No entanto, faltam dados sistematizados e confiáveis para a análise dos atos infracionais dos adolescentes. As instituições de privação de liberdade não prestam contas à sociedade sobre as medidas adotadas para reabilitar os adolescentes em conflito com a lei, tampouco do tipo de ato infracional pelo qual respondem. O fato de não julgar adolescentes como adultos não significa que a legislação atual não os puna.

A sensação de impunidade, muito alimentada pela mídia, que tende a repercutir casos excepcionais em busca de audiência, faz com que a sociedade acene positivamente para qualquer medida que lhe pareça trazer alguma proteção, sem analisar prós e contras com o devido cuidado. O que se espera ao julgar um adolescente como um adulto? A redução da maioridade penal não reduzirá a violência. Não só não vai surtir os efeitos esperados como deve produzir efeitos contrários, ao conduzir adolescentes e jovens, com chances de reabilitação, ao aprofundamento no universo do crime.

Não há evidências empíricas ou fatos que corroborem a ideia de que o endurecimento penal é eficiente como política de redução do crime. A lei contra crimes hediondos é prova disso: não diminuiu a criminalidade, apenas colaborou para a superlotação do sistema prisional.

Entre os países da América do Sul, apenas a Guiana e o Suriname permitem que jovens entre 16 e 18 anos sejam julgados da mesma maneira que os adultos. Outro exemplo são os EUA, em que apenas quatro estados têm maioridade inferior a 17 anos e, mesmo assim, só em casos excepcionais, como homicídios, jovens são julgados como adultos. A Alemanha e a Espanha voltaram atrás na decisão de penalizar adolescentes com idade inferior a 18 anos. As propostas de redução da maioridade penal que tramitam no Congresso vão, mais uma vez, na contramão do que praticam países mais avançados na defesa dos direitos dos cidadãos.

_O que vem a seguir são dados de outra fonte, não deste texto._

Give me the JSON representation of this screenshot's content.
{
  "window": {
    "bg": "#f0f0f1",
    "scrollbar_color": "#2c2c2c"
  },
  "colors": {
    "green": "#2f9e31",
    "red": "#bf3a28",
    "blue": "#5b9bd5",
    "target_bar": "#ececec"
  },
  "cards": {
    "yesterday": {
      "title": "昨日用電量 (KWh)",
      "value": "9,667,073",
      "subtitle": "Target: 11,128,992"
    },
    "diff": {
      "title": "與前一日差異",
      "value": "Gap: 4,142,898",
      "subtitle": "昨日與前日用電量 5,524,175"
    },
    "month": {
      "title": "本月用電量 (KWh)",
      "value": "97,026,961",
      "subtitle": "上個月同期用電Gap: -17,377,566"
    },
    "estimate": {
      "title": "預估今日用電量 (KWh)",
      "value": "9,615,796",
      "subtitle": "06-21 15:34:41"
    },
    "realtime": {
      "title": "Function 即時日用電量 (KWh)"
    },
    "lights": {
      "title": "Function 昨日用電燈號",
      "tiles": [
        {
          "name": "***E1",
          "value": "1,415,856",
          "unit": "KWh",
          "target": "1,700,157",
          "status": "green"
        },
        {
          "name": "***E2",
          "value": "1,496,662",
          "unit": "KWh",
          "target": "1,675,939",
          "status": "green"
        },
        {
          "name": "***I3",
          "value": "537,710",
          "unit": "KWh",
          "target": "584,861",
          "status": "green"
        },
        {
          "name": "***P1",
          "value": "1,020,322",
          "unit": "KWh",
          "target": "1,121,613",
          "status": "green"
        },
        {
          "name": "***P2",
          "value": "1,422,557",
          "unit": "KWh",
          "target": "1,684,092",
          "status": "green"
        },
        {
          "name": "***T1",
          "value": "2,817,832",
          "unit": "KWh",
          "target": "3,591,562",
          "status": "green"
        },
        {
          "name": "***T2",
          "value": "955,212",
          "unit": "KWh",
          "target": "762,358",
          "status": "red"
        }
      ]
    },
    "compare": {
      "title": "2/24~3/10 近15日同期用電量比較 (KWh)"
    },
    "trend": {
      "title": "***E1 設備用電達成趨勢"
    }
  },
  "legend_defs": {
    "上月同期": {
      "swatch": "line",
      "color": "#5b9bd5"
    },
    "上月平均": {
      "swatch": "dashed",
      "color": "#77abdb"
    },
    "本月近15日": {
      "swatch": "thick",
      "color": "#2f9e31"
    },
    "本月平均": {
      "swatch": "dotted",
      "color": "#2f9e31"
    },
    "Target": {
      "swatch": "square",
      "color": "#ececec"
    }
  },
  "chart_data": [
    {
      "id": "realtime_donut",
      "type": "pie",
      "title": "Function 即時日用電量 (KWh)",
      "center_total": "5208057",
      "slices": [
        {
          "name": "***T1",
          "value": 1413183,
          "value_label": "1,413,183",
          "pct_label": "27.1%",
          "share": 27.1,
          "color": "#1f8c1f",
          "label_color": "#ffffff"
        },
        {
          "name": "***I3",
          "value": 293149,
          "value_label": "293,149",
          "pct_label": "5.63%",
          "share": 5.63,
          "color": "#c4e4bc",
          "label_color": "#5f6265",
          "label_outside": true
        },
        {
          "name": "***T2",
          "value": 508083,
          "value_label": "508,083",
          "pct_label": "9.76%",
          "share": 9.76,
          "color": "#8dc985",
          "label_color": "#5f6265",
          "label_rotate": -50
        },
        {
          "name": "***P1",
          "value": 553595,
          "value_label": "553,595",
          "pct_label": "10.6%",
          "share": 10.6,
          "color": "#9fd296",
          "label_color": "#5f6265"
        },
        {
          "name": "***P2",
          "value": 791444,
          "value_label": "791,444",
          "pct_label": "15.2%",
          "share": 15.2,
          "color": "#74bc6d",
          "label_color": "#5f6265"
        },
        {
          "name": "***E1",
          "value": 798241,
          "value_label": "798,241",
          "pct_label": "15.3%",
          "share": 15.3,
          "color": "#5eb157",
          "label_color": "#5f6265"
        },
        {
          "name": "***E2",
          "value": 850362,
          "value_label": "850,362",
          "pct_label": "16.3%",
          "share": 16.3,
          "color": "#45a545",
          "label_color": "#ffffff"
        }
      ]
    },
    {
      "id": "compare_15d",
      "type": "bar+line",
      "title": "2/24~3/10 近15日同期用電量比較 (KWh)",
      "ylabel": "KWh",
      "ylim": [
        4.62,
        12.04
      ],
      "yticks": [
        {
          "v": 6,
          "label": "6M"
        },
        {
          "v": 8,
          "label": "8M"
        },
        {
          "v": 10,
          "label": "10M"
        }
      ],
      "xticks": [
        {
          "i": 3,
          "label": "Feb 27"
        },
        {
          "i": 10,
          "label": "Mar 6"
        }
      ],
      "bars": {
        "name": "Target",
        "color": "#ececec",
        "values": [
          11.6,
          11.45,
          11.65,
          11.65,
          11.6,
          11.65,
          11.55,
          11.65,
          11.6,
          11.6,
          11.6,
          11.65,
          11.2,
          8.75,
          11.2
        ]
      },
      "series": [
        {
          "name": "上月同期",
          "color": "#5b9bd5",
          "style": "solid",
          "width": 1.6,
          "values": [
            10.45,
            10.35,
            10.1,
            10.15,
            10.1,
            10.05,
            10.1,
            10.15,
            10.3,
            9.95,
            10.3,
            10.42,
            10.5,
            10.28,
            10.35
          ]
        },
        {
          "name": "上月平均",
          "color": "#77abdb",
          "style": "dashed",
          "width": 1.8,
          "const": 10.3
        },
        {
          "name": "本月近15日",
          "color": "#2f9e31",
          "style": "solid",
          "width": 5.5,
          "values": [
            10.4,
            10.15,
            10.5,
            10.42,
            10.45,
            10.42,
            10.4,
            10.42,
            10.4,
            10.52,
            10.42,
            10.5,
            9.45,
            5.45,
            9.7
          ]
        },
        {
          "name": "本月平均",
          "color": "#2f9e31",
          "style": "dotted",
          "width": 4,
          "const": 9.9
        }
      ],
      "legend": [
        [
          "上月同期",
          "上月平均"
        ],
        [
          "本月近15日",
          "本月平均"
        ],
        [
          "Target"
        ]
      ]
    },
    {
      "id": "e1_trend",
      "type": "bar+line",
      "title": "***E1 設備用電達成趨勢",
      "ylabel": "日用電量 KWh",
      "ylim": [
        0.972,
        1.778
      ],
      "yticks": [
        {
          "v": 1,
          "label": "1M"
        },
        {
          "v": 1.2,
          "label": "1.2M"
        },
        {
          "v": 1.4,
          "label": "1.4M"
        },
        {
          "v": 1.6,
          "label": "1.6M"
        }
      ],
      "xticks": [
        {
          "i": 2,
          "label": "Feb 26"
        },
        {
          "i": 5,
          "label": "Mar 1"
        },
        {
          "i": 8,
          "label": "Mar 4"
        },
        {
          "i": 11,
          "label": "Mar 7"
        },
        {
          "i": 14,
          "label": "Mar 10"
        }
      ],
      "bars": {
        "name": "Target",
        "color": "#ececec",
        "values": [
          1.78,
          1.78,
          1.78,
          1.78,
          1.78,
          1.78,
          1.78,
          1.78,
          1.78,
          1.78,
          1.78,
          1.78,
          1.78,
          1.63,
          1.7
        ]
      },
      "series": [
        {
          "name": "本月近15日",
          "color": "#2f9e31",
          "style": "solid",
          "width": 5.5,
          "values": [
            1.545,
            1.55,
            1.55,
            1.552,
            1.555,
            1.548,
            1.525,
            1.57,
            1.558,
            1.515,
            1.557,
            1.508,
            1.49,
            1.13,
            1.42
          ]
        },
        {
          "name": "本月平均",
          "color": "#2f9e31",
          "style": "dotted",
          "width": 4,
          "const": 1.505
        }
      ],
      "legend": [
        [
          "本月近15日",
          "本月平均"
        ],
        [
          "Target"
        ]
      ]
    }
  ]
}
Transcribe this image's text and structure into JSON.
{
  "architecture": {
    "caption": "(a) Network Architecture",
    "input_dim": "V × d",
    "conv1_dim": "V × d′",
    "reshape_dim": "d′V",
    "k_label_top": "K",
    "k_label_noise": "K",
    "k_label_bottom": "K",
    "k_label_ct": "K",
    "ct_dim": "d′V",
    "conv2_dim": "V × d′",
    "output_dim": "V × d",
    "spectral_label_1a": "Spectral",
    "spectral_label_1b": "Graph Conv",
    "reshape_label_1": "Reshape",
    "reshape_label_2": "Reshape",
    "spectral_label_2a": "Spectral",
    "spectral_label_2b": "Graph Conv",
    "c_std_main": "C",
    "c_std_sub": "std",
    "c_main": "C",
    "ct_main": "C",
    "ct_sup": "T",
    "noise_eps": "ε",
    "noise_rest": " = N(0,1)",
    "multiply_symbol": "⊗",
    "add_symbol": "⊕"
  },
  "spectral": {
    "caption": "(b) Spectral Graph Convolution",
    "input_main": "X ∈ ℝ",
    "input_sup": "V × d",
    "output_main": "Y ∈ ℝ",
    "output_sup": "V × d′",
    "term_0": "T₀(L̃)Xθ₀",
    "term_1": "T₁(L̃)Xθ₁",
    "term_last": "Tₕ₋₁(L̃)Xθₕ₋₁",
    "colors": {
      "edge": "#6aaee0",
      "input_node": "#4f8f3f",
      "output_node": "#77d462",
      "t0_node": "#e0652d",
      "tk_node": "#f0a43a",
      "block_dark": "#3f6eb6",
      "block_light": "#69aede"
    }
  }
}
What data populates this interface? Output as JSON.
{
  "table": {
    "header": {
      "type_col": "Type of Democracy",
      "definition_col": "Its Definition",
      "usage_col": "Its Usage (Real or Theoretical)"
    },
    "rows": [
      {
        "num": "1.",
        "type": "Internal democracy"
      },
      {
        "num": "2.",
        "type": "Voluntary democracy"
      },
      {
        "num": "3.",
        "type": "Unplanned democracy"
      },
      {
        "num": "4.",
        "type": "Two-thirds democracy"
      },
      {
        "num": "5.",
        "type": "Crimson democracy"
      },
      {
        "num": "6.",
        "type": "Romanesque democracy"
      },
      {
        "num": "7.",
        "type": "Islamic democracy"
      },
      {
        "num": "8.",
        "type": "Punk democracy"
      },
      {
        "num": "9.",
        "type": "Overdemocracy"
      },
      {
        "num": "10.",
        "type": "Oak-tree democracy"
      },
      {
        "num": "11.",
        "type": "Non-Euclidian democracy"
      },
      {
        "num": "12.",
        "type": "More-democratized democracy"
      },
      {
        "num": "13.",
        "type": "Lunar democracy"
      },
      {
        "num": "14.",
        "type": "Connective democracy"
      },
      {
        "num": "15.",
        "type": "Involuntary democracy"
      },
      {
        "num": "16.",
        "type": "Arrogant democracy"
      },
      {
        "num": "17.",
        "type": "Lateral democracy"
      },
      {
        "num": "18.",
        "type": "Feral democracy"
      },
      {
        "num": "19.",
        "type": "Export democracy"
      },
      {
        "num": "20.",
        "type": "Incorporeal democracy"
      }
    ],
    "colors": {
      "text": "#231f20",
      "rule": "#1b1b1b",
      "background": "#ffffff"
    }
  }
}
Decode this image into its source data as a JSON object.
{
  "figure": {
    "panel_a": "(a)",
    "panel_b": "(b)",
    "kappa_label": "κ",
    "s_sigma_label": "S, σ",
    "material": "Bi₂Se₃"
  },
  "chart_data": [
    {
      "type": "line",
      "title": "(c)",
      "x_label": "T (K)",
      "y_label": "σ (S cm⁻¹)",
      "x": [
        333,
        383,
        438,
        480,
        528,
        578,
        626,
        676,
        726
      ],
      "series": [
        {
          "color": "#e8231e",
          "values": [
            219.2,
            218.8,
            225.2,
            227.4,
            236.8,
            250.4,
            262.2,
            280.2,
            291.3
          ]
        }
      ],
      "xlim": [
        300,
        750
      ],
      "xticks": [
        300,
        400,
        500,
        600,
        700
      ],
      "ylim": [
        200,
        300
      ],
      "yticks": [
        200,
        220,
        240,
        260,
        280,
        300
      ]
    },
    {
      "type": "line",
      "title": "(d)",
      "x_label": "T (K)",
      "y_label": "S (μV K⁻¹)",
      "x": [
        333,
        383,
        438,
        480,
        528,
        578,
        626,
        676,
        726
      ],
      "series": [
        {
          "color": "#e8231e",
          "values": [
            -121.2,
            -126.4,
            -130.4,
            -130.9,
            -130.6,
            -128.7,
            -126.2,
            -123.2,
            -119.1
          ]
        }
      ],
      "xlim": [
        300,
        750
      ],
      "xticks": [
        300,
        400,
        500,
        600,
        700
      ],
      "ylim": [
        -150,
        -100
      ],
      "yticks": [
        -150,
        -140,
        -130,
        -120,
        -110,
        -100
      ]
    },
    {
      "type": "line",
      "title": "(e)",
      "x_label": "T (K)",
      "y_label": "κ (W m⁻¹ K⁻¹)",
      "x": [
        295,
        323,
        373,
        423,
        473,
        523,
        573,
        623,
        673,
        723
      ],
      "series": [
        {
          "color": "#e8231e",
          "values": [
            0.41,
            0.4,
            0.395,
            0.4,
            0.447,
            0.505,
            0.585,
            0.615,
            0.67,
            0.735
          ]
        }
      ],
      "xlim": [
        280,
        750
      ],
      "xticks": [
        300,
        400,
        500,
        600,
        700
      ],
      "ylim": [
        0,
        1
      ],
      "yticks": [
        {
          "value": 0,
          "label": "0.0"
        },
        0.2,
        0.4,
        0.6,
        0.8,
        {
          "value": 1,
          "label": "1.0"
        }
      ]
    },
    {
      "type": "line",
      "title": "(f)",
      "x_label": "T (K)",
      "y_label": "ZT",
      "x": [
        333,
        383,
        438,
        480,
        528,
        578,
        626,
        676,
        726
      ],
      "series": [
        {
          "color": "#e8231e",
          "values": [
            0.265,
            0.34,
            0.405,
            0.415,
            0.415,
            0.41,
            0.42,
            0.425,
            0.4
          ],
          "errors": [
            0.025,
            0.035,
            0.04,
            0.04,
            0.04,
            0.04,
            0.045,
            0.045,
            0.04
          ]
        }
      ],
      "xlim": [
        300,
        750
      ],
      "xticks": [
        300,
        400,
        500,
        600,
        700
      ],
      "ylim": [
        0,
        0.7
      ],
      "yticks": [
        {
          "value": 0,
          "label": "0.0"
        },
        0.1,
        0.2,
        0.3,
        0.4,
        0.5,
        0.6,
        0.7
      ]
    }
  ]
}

A demanda do cidadão por segurança pública é real e legítima, mas a redução da maioridade penal, sem o necessário aprofundamento da discussão e reflexão de seus resultados sobre uma sociedade já bastante penalizada pela violência e ausência de justiça, mais parece uma resposta para tratar o efeito, e não a causa real da violência. Mais do que atender a opinião pública em relação a ações repressivas e medidas punitivas, o Congresso deveria considerar medidas igualmente bem aceitas pela população, como a educação e formação profissional para a redução da violência, medidas alternativas para crimes menores, políticas públicas para a reinserção de presos na vida social, além de propostas de reorganização das forças policiais de modo unificado, como formas de minimizar os problemas sociais do país.

Vilma Bokany é socióloga, analista de pesquisas do Núcleo de Estudos e Opinião Pública da Fundação Perseu Abramo.